A searching probe of the psyche of bad-boy publisher and radical culture warrior Barney Rosset, who defied censors, smashed sexual taboos, and unleashed the Sixties counter-culture.

Director Sandy Gotham Meehan in conversation with City Lights’ Paul Yamazaki , actor Bill Irwin, and Zyzzyva’s Oscar Villalo, after the film.

Presented by City Lights. Co-presented by Litquake.

Barney’s Wall probes the psyche of literary bad-boy, Grove Press publisher Barney Rosset, whose legendary censorship battles smashed sexual taboos and blew open American culture and politics to let in avante-garde writers and thinkers. Grove Press and its in-house publication Evergreen Review introduced millions of young intellectuals to the hippest currents in literature, theater, film and revolutionary politics.

The playwright Samuel Beckett, left, and Barney Rosset in Paris in 1986. Photo credit: Bob Adelman.

Flamboyant, principled and provocative, Barney changed the cultural landscape of America.

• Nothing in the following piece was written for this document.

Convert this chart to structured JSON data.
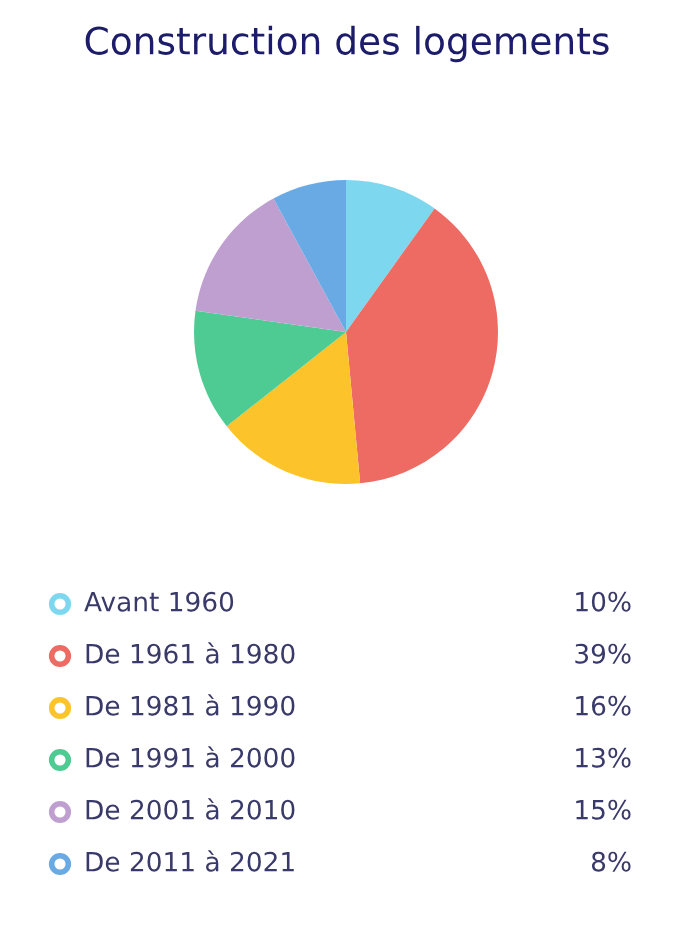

His defiant publication in the early 1960’s of D.H. Lawrence’s then-banned Lady Chatterly’s Lover, Henry Miller’s Tropic of Cancer and William Burrough’s Naked Lunch landed him in costly First Amendment battles that led all the way to the Supreme Court. These relentless crusades broke the back of that era’s literary censorship laws, which were abolished in landmark decisions. Grove went on to publish now canonical, then avant-garde, authors ranging from Samuel Beckett and Jean Genet to the Beats and Malcolm X, and – after yet another First Amendment battle – to the distribution of the classic erotic film, “I Am Curious Yellow.” At his death in 2012, every major publication in America lauded Barney Rosset as one of the country’s most effective advocates of the right to read, publish and create without fear of intimidation, retribution or humiliation.

The film employs as a portal an unknown late-life 15’x12′ surreal collage-mural, painted by Barney in his late ’80’s in his NYC East Village loft.

Barney’s Wall documents the emotional power of the mural through the commentary of an eclectic cast of avant-garde writers, editors, artists, filmmakers, publishers, actors, musicians, and lifetime friends and family of Barney who were invited after his death by the filmmakers to freely ’riff’ upon his last masterpiece. The cast’s wildly imaginative, and frequently humorous interpretations and free associations are a celebration of the art of self-expression and an affirmation of Thoreau’s observation that it is not what you look at that matters, it’s what you see.

Directed and produced by Sandy Gotham Meehan and William Cole. 2017. 95min. DCP.